Aber auch die Herkunft der Nahrungspflanzen ist nicht unproblematisch. Pflanzen werden gedüngt, gegen Unkraut und für ein gutes äußeres Aussehen gespritzt. Sind schöne Äpfel gesünder als solche mit schorfigen Stellen, schmecken Tomaten aus dem Supermarkt, die grün geerntet wurden, besser als die, die wir in unserem Kindergarten an der sonnigen Mauer selbst gezogen haben?
Fertigprodukte - vorgefertigte Lebensmittel
Schließlich gibt es viele Produkte, deren Herkunft wir nicht nachvollziehen können, deren Verarbeitung wir nicht kennen. Oft sind es die bei den Kindern beliebtesten Lebensmittel, wie Süßigkeiten aller Art, Schokoriegel und Iso-Getränke. Inzwischen boomt dieser Markt und den Verbrauchern wird vorgegaukelt, dass darin wertvolle Nahrungsstoffe enthalten sind, mit denen wir unsere Kinder vollkommen und umfassend versorgen können. Immer mehr Beimischungen von Vitaminen und sonstigen "guten" Stoffen sollen die Lebensmittel attraktiv machen. Wer müde ist, kann sich ein bestimmtes Getränk kaufen, für den kleinen Hunger gibt es den Müsliriegel oder einen bestimmten Bonbon. Kinder werden immer mehr als Verbraucher entdeckt, und täglich kommen neue Nahrungsmittel auf den Markt, die das Leben schön und gesund erhalten sollen.

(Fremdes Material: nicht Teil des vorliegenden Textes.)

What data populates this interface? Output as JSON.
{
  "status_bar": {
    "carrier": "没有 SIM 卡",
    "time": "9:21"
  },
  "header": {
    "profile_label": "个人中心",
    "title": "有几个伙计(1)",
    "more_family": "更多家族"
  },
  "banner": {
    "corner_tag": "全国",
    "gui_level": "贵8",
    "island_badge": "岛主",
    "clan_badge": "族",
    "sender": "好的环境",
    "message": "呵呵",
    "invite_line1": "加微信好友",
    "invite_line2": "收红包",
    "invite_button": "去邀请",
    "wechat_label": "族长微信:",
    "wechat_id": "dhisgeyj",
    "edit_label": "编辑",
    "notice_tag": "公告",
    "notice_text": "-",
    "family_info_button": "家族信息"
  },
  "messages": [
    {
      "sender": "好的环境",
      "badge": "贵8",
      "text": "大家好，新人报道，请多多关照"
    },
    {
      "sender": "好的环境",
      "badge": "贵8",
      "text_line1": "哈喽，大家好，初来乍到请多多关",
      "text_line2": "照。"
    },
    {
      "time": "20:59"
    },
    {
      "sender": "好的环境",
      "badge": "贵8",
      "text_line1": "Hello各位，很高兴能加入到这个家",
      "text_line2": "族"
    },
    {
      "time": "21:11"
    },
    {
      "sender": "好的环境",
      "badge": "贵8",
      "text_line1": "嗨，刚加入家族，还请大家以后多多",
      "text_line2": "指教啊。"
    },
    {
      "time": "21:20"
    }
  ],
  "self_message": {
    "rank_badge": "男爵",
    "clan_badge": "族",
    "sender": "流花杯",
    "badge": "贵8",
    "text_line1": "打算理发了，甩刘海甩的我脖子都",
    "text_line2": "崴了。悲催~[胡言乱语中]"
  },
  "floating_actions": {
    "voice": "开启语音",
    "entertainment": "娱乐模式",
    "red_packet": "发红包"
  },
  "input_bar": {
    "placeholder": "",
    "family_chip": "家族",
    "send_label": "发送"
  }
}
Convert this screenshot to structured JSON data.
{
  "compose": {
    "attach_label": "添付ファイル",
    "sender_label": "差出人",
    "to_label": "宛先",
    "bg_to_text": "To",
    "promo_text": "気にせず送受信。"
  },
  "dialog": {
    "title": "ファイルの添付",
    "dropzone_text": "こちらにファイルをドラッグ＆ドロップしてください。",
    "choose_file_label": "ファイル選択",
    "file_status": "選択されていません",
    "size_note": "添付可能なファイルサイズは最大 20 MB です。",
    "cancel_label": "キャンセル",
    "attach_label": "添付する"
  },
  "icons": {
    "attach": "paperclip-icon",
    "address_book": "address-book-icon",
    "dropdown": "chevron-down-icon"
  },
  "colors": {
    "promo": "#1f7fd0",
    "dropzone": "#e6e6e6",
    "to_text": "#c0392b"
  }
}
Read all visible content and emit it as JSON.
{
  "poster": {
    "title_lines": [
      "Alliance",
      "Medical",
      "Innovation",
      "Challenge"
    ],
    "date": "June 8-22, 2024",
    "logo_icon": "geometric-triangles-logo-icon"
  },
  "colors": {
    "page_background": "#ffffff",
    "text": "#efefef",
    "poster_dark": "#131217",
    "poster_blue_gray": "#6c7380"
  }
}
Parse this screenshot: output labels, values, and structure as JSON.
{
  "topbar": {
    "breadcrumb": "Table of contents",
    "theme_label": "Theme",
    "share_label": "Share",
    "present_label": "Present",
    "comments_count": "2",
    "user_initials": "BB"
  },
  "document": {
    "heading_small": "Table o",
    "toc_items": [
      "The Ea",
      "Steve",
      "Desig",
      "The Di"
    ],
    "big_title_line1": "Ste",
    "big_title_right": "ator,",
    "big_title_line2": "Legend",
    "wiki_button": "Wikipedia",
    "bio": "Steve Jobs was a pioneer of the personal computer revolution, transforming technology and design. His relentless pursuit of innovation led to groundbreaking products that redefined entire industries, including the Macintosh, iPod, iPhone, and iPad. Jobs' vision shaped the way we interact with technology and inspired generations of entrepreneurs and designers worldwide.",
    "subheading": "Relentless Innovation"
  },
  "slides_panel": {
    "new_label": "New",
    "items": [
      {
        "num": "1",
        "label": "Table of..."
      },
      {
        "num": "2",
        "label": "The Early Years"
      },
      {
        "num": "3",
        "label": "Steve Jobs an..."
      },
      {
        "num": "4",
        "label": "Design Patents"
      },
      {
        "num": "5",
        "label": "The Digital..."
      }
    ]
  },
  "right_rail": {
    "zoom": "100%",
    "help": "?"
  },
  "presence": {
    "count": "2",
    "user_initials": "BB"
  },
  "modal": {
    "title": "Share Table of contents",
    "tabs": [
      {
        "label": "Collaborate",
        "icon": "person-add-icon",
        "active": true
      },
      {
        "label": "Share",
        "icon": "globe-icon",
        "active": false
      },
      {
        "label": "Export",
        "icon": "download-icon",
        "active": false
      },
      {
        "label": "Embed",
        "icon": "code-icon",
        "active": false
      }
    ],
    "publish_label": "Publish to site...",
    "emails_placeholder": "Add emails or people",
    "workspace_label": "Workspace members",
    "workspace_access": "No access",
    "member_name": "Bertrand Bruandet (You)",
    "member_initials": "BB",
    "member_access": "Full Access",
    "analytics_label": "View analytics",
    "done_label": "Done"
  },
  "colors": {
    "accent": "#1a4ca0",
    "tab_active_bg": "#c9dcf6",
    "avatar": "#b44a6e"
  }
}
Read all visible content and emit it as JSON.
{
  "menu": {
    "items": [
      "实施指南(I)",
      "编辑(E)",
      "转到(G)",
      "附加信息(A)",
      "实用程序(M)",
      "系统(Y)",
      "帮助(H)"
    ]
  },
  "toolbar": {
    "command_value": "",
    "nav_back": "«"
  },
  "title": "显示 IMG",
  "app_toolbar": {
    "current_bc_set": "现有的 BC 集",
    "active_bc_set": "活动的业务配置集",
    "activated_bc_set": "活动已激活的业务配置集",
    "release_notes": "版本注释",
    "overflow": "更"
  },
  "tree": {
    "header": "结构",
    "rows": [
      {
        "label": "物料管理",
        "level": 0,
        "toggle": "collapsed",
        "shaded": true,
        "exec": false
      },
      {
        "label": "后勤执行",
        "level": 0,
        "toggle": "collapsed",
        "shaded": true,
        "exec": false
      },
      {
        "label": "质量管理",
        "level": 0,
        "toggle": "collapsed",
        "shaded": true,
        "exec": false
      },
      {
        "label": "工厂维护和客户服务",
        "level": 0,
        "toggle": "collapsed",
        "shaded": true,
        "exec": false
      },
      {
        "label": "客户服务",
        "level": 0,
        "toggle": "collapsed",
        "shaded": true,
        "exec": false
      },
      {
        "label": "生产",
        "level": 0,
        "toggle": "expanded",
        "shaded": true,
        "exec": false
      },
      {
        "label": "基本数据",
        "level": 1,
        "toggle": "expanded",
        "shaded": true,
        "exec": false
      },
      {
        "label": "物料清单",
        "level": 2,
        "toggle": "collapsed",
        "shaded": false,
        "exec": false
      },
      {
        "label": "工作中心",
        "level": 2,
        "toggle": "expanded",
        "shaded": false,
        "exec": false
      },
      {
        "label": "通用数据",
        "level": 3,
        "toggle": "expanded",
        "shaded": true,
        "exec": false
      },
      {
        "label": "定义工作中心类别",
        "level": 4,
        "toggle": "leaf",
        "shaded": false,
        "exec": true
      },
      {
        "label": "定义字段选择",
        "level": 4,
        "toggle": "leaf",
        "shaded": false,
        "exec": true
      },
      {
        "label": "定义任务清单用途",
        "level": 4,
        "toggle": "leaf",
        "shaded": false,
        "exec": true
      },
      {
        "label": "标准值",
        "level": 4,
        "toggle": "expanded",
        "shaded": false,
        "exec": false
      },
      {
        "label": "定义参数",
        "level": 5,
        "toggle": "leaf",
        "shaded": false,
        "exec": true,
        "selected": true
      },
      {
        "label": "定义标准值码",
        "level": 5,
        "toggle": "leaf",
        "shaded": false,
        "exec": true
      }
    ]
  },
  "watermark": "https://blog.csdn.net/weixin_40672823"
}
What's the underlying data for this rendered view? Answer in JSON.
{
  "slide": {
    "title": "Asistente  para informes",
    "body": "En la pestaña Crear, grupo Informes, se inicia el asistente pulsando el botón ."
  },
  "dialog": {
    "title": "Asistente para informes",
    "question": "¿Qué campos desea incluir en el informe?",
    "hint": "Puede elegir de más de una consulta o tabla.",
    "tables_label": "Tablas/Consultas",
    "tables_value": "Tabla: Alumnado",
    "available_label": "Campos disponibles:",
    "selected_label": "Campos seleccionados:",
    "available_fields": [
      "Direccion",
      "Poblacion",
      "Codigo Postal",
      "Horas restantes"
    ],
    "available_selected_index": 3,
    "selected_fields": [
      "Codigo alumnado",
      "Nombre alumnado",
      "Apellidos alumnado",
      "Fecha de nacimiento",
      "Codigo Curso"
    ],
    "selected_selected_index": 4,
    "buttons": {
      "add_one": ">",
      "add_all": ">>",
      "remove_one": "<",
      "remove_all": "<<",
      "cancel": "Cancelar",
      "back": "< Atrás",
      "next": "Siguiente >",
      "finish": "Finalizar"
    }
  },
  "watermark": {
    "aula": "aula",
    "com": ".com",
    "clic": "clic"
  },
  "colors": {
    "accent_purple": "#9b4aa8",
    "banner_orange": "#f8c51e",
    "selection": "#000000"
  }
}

Es soll hier nicht darum gehen, dass solche Lebensmittel abgelehnt oder den Kindern ausgeredet werden. Aber der kritische Umgang mit Lebensmitteln, die gut schmecken, weil sie zusätzliche Geschmacksverstärker enthalten und besonders gut aussehen, muss in unseren Einrichtungen angesprochen werden. Kinder können dann selbst entscheiden, was ihnen wichtig ist.
Kritische Kinder sind die Verbraucher von morgen
Schon lange ist uns bewusst, dass sich manches verändern muss, um unsere Kinder und uns selbst gesund zu erhalten und weitere allergische Reaktionen zu verhindern. In unseren Einrichtungen können sie erfahren, wie das, was sie essen, wächst und hergestellt wird. Sie können sensibilisiert werden, um kritische Fragen zu stellen und sich bewusst mit Produkten auseinander zu setzen, deren Genuss unwidersprochen ist, deren "Wert" jedoch weit unter dem in der Reklame proklamierten liegt.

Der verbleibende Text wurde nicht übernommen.